Monday, 11 July 2016: 11:05
Location: Hörsaal 48 (Main Building)
Oral Presentation
Lulie EL-ASHRY, Harvard, USA
As the presence of religion in the public sphere becomes more prominent, there has been a rise in tension within each religious community, between occupying itself with religious belief and practice and representing its faith in the public sphere. This tension can especially be seen in European Muslim communities, following the emergence of negative narratives of Islam. Religious communities that have sought to remain insular are being pulled into the public sphere as representatives of European Islam.

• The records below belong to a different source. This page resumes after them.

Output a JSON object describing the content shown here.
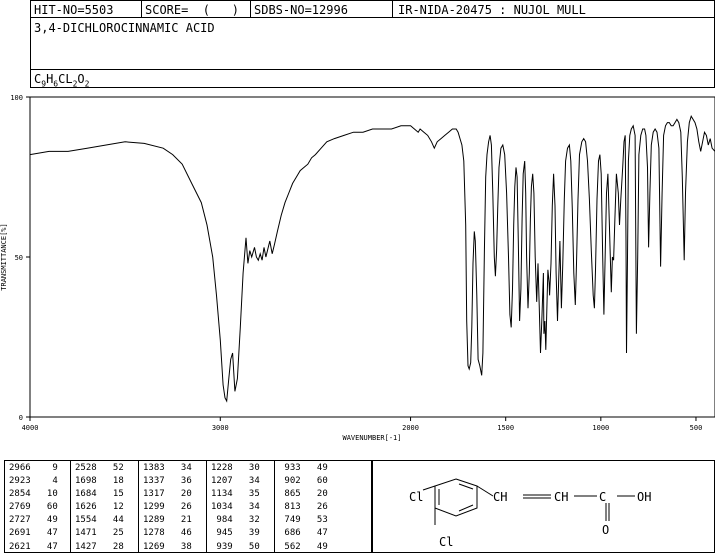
{
  "header": {
    "hit_no": "HIT-NO=5503",
    "score": "SCORE=  (   )",
    "sdbs_no": "SDBS-NO=12996",
    "ir_nida": "IR-NIDA-20475 : NUJOL MULL",
    "compound_name": "3,4-DICHLOROCINNAMIC ACID",
    "formula_parts": [
      "C",
      "9",
      "H",
      "6",
      "CL",
      "2",
      "O",
      "2"
    ]
  },
  "chart_data": {
    "type": "line",
    "xlabel": "WAVENUMBER[-1]",
    "ylabel": "TRANSMITTANCE[%]",
    "xlim": [
      4000,
      400
    ],
    "ylim": [
      0,
      100
    ],
    "x_ticks": [
      4000,
      3000,
      2000,
      1500,
      1000,
      500
    ],
    "y_ticks": [
      0,
      50,
      100
    ],
    "x_tick_labels": [
      "4000",
      "3000",
      "2000",
      "1500",
      "1000",
      "500"
    ],
    "y_tick_labels": [
      "0",
      "50",
      "100"
    ],
    "series": [
      {
        "points": [
          [
            4000,
            82
          ],
          [
            3900,
            83
          ],
          [
            3800,
            83
          ],
          [
            3700,
            84
          ],
          [
            3600,
            85
          ],
          [
            3500,
            86
          ],
          [
            3400,
            85.5
          ],
          [
            3300,
            84
          ],
          [
            3250,
            82
          ],
          [
            3200,
            79
          ],
          [
            3150,
            73
          ],
          [
            3100,
            67
          ],
          [
            3070,
            60
          ],
          [
            3040,
            50
          ],
          [
            3020,
            38
          ],
          [
            3000,
            24
          ],
          [
            2985,
            10
          ],
          [
            2975,
            6
          ],
          [
            2966,
            5
          ],
          [
            2955,
            12
          ],
          [
            2945,
            18
          ],
          [
            2935,
            20
          ],
          [
            2923,
            8
          ],
          [
            2910,
            12
          ],
          [
            2895,
            28
          ],
          [
            2880,
            45
          ],
          [
            2865,
            56
          ],
          [
            2855,
            48
          ],
          [
            2845,
            52
          ],
          [
            2835,
            50
          ],
          [
            2820,
            53
          ],
          [
            2810,
            50
          ],
          [
            2800,
            49
          ],
          [
            2790,
            51
          ],
          [
            2780,
            49
          ],
          [
            2770,
            53
          ],
          [
            2760,
            50
          ],
          [
            2740,
            55
          ],
          [
            2727,
            51
          ],
          [
            2715,
            54
          ],
          [
            2700,
            58
          ],
          [
            2680,
            63
          ],
          [
            2660,
            67
          ],
          [
            2640,
            70
          ],
          [
            2620,
            73
          ],
          [
            2600,
            75
          ],
          [
            2580,
            77
          ],
          [
            2560,
            78
          ],
          [
            2540,
            79
          ],
          [
            2520,
            81
          ],
          [
            2500,
            82
          ],
          [
            2470,
            84
          ],
          [
            2440,
            86
          ],
          [
            2400,
            87
          ],
          [
            2350,
            88
          ],
          [
            2300,
            89
          ],
          [
            2250,
            89
          ],
          [
            2200,
            90
          ],
          [
            2150,
            90
          ],
          [
            2100,
            90
          ],
          [
            2050,
            91
          ],
          [
            2000,
            91
          ],
          [
            1980,
            90
          ],
          [
            1960,
            89
          ],
          [
            1950,
            90
          ],
          [
            1930,
            89
          ],
          [
            1910,
            88
          ],
          [
            1890,
            86
          ],
          [
            1875,
            84
          ],
          [
            1860,
            86
          ],
          [
            1840,
            87
          ],
          [
            1820,
            88
          ],
          [
            1800,
            89
          ],
          [
            1780,
            90
          ],
          [
            1760,
            90
          ],
          [
            1750,
            89
          ],
          [
            1740,
            87
          ],
          [
            1730,
            85
          ],
          [
            1720,
            80
          ],
          [
            1710,
            60
          ],
          [
            1705,
            30
          ],
          [
            1698,
            16
          ],
          [
            1692,
            15
          ],
          [
            1684,
            17
          ],
          [
            1678,
            28
          ],
          [
            1672,
            48
          ],
          [
            1665,
            58
          ],
          [
            1660,
            55
          ],
          [
            1652,
            38
          ],
          [
            1645,
            18
          ],
          [
            1636,
            16
          ],
          [
            1626,
            13
          ],
          [
            1620,
            20
          ],
          [
            1612,
            52
          ],
          [
            1605,
            75
          ],
          [
            1598,
            82
          ],
          [
            1590,
            86
          ],
          [
            1582,
            88
          ],
          [
            1575,
            85
          ],
          [
            1568,
            70
          ],
          [
            1560,
            50
          ],
          [
            1554,
            44
          ],
          [
            1548,
            52
          ],
          [
            1542,
            65
          ],
          [
            1535,
            78
          ],
          [
            1525,
            84
          ],
          [
            1515,
            85
          ],
          [
            1505,
            82
          ],
          [
            1495,
            70
          ],
          [
            1485,
            50
          ],
          [
            1478,
            32
          ],
          [
            1471,
            28
          ],
          [
            1464,
            40
          ],
          [
            1458,
            60
          ],
          [
            1452,
            72
          ],
          [
            1446,
            78
          ],
          [
            1440,
            75
          ],
          [
            1434,
            55
          ],
          [
            1427,
            30
          ],
          [
            1420,
            40
          ],
          [
            1414,
            62
          ],
          [
            1408,
            76
          ],
          [
            1400,
            80
          ],
          [
            1395,
            70
          ],
          [
            1390,
            50
          ],
          [
            1383,
            34
          ],
          [
            1376,
            45
          ],
          [
            1370,
            62
          ],
          [
            1365,
            72
          ],
          [
            1358,
            76
          ],
          [
            1352,
            70
          ],
          [
            1345,
            50
          ],
          [
            1337,
            36
          ],
          [
            1330,
            48
          ],
          [
            1324,
            35
          ],
          [
            1317,
            20
          ],
          [
            1310,
            30
          ],
          [
            1302,
            45
          ],
          [
            1299,
            26
          ],
          [
            1294,
            30
          ],
          [
            1289,
            21
          ],
          [
            1282,
            38
          ],
          [
            1278,
            46
          ],
          [
            1272,
            42
          ],
          [
            1269,
            38
          ],
          [
            1262,
            48
          ],
          [
            1255,
            66
          ],
          [
            1248,
            76
          ],
          [
            1241,
            66
          ],
          [
            1235,
            45
          ],
          [
            1228,
            30
          ],
          [
            1222,
            42
          ],
          [
            1215,
            55
          ],
          [
            1207,
            34
          ],
          [
            1200,
            48
          ],
          [
            1192,
            68
          ],
          [
            1185,
            80
          ],
          [
            1175,
            84
          ],
          [
            1165,
            85
          ],
          [
            1158,
            80
          ],
          [
            1150,
            65
          ],
          [
            1142,
            45
          ],
          [
            1134,
            35
          ],
          [
            1128,
            48
          ],
          [
            1120,
            68
          ],
          [
            1112,
            82
          ],
          [
            1100,
            86
          ],
          [
            1090,
            87
          ],
          [
            1080,
            86
          ],
          [
            1070,
            80
          ],
          [
            1060,
            68
          ],
          [
            1050,
            52
          ],
          [
            1040,
            38
          ],
          [
            1034,
            34
          ],
          [
            1028,
            46
          ],
          [
            1020,
            68
          ],
          [
            1012,
            80
          ],
          [
            1005,
            82
          ],
          [
            998,
            76
          ],
          [
            990,
            50
          ],
          [
            984,
            32
          ],
          [
            978,
            48
          ],
          [
            970,
            70
          ],
          [
            963,
            76
          ],
          [
            955,
            60
          ],
          [
            945,
            39
          ],
          [
            939,
            50
          ],
          [
            933,
            49
          ],
          [
            926,
            62
          ],
          [
            918,
            76
          ],
          [
            908,
            70
          ],
          [
            902,
            60
          ],
          [
            895,
            68
          ],
          [
            885,
            78
          ],
          [
            878,
            86
          ],
          [
            872,
            88
          ],
          [
            868,
            55
          ],
          [
            865,
            20
          ],
          [
            860,
            50
          ],
          [
            855,
            80
          ],
          [
            848,
            88
          ],
          [
            840,
            90
          ],
          [
            830,
            91
          ],
          [
            820,
            88
          ],
          [
            813,
            26
          ],
          [
            806,
            50
          ],
          [
            800,
            82
          ],
          [
            790,
            88
          ],
          [
            780,
            90
          ],
          [
            770,
            90
          ],
          [
            763,
            88
          ],
          [
            755,
            78
          ],
          [
            749,
            53
          ],
          [
            742,
            70
          ],
          [
            735,
            85
          ],
          [
            725,
            89
          ],
          [
            715,
            90
          ],
          [
            705,
            89
          ],
          [
            695,
            84
          ],
          [
            686,
            47
          ],
          [
            678,
            70
          ],
          [
            670,
            88
          ],
          [
            660,
            91
          ],
          [
            650,
            92
          ],
          [
            640,
            92
          ],
          [
            630,
            91
          ],
          [
            620,
            91
          ],
          [
            610,
            92
          ],
          [
            600,
            93
          ],
          [
            590,
            92
          ],
          [
            580,
            89
          ],
          [
            572,
            75
          ],
          [
            562,
            49
          ],
          [
            555,
            70
          ],
          [
            545,
            86
          ],
          [
            535,
            92
          ],
          [
            525,
            94
          ],
          [
            515,
            93
          ],
          [
            505,
            92
          ],
          [
            495,
            90
          ],
          [
            485,
            86
          ],
          [
            475,
            83
          ],
          [
            465,
            86
          ],
          [
            455,
            89
          ],
          [
            445,
            88
          ],
          [
            435,
            85
          ],
          [
            425,
            87
          ],
          [
            415,
            84
          ],
          [
            400,
            83
          ]
        ]
      }
    ]
  },
  "peak_table": [
    [
      "2966",
      "9",
      "2528",
      "52",
      "1383",
      "34",
      "1228",
      "30",
      "933",
      "49"
    ],
    [
      "2923",
      "4",
      "1698",
      "18",
      "1337",
      "36",
      "1207",
      "34",
      "902",
      "60"
    ],
    [
      "2854",
      "10",
      "1684",
      "15",
      "1317",
      "20",
      "1134",
      "35",
      "865",
      "20"
    ],
    [
      "2769",
      "60",
      "1626",
      "12",
      "1299",
      "26",
      "1034",
      "34",
      "813",
      "26"
    ],
    [
      "2727",
      "49",
      "1554",
      "44",
      "1289",
      "21",
      "984",
      "32",
      "749",
      "53"
    ],
    [
      "2691",
      "47",
      "1471",
      "25",
      "1278",
      "46",
      "945",
      "39",
      "686",
      "47"
    ],
    [
      "2621",
      "47",
      "1427",
      "28",
      "1269",
      "38",
      "939",
      "50",
      "562",
      "49"
    ]
  ],
  "structure": {
    "cl_top": "Cl",
    "cl_bottom": "Cl",
    "oh": "OH",
    "o": "O",
    "c": "C"
  }
}
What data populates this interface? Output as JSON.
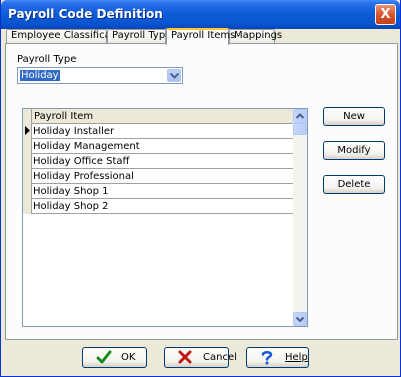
{
  "window": {
    "title": "Payroll Code Definition",
    "close_glyph": "X"
  },
  "tabs": [
    {
      "label": "Employee Classification"
    },
    {
      "label": "Payroll Type"
    },
    {
      "label": "Payroll Items",
      "active": true
    },
    {
      "label": "Mappings"
    }
  ],
  "payroll_type": {
    "label": "Payroll Type",
    "selected": "Holiday"
  },
  "grid": {
    "header": "Payroll Item",
    "rows": [
      "Holiday Installer",
      "Holiday Management",
      "Holiday Office Staff",
      "Holiday Professional",
      "Holiday Shop 1",
      "Holiday Shop 2"
    ],
    "current_row_icon": "row-pointer-icon"
  },
  "side_buttons": {
    "new": "New",
    "modify": "Modify",
    "delete": "Delete"
  },
  "footer_buttons": {
    "ok": {
      "label": "OK",
      "icon": "checkmark-icon"
    },
    "cancel": {
      "label": "Cancel",
      "icon": "x-icon"
    },
    "help": {
      "label": "Help",
      "icon": "question-icon"
    }
  },
  "colors": {
    "titlebar": "#0a5bd8",
    "dialog_bg": "#ece9d8",
    "selection": "#316ac5",
    "ok_icon": "#1a8a1a",
    "cancel_icon": "#c01818",
    "help_icon": "#1e5ad6"
  }
}
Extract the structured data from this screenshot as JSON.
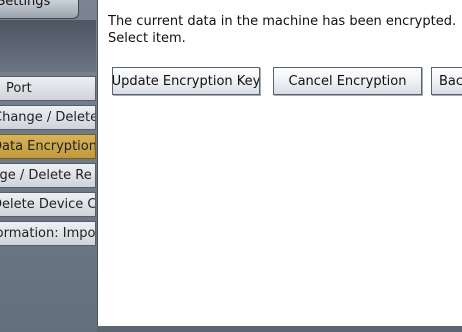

This paper looks at the scope and preliminary results of my research on this private to public transition in the Ahmadiyya Idrisiyyah Shadhiliyyah Italian/French Sufi Muslim convert community. Specifically, I raise the question of how this transition is negotiated and what its potential impact is on the Muslim and European communities at large. The community was established in the 1960s in Italy by its current leader, Shaykh Abd al-Wahid Pallavicini. In its first years the community remained strictly private  but its members have now moved from the privacy of their order to public engagement with the French and Italian states. Pallavicini has given Sufi Islam an unexpected visibility, marked by his participation in the 1986 ecumenical conference of Assisi with Pope John Paul II.  Since then, the state has solicited him and his son, Yahya, to make official statements in the media and so, the community established the Communita Religiosa Islamica Italiana (COREIS) and the Institut des Hautes Etudes Islamiques (IHEI). Recognized by the French and Italian states, these public organizations participate in debates on citizenship by interacting with the public administration, media, academia and civil society through conferences, courses and exhibitions. This paper will show the impact of this religious community, with its representatives in fields like banking, food, inter-faith and inter-cultural dialogue, on the understanding of Islam within the European context.